Artists on Artists
Osman Can Yerebakan’s Daily Dispatch | December 7, 2019
“But, what do artists think about their colleagues’ works?” I asked myself, and stopped two artists, painter Tsibi Geva and photo-collagist Sheida Soleimani, during their fair rush to ask them favorite artworks from UNTITLED, except their own, of course.
Albertz Benda exhibits Geva’s abstract paintings of gestural brushstrokes in bold tones of red, yellow and brown, prior to his solo exhibition at the gallery’s Chelsea space on January 9. Geva draws cues from architecture and landscapes maimed by sociopolitical conflict and human disruption; his fluid lines and bold splashes vaguely recall façades resisting collapse or occasionally bodies trapped in awe. When I asked Geva what caught his eyes across the booths, he pointed L.A.’s Nino Mier Gallery, where abstraction appears on canvas in a different direction, in pastel tones and airier compositions of paintings by Jana Schröder and Andreas Breunig. The husband and wife duo created another version of their Kunsterverein Heppenheim exhibition, VOTE!, in which their large scale radiant paintings appear on opposite sides of the space and viewers place their votes for “the better painting” into a ballot box. Geva’s dense visual approach to political turmoil, particularly in Israel and Palestine, are rendered for Europe’s current uncertain social landscape in the duo’s whimsical forms and festive colors on white or yellow backdrops. Geva points out Breunig’s freeform hand gestures in Hi_LoRes No83, which recalls touchpad painting experiments on electronic devices with vivid marks of brushstrokes in close inspection.

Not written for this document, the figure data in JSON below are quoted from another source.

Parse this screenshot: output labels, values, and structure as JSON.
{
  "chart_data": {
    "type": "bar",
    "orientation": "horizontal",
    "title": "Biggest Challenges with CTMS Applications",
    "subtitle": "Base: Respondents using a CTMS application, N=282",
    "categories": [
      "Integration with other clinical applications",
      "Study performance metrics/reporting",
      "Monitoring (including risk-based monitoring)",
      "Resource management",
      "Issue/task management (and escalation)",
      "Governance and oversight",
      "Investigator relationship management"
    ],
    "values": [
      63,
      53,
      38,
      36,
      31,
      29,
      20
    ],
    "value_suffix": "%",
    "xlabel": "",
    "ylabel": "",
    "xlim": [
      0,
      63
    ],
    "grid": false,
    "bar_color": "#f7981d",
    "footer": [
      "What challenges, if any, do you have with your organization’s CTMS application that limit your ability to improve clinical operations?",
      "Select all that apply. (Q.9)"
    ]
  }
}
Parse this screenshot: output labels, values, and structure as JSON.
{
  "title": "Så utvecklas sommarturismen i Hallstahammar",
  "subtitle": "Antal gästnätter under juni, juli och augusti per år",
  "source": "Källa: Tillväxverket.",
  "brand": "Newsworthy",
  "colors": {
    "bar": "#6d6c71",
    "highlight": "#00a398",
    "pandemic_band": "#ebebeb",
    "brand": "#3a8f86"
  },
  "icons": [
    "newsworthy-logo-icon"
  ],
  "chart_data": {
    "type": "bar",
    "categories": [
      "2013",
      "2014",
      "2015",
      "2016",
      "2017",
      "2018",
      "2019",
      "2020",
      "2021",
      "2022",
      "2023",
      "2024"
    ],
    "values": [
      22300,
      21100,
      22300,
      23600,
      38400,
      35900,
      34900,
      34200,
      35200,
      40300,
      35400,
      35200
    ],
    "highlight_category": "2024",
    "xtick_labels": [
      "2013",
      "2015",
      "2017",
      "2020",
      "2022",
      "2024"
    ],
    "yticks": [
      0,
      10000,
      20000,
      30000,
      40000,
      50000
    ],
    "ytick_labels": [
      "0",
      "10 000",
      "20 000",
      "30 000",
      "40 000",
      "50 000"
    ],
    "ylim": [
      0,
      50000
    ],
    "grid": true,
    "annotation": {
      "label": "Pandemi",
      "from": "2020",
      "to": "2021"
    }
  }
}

Soleimani exhibits Italy & Libya, a photograph from her newest series, Reparations Packages, at London gallery Edel Assanti’s booth, continuing her ongoing interest in theatricality and collage in photography with a humorous approach to political economy. Using immersive backdrops and cutout images from a variety of sources, the artist builds colorful and tongue-in-cheek interpretations of political tensions and agreements between the west and east, such as her displayed work that interprets the reparations package signed by Silvio Berlusconi and Muammar Gadaffi governments for the restitution of the headless marble statue “Venus of Cyrene,” looted during the Italian colonization of Libya. Soleimani’s pick is Martin Dudek’s Lyrics of a Well Known Song at Brussels gallery Harlan Levey Projects, which recently won UNTITLED’s Acquisition Prize. The Polish artist uses acrylic paint, image transfer, and cloth tape on wooden panel to convey a blend of intertwined images and references, similar to fluid memories blended into unclarity. “I’m in a firm believer that images shouldn’t offer you an answer upon immediate glance, but that we should work to deconstruct images slowly to understand them,” told me Soleimani, who is amazed by Dudek’s abstraction of photograph of his teenage self to “to question the hierarchy of power and violence, as well as how we read and construct images.” Dudek, similar to Soleimani, subverts photographs’ documentary nature and unearths images’ innate relation to memory and history.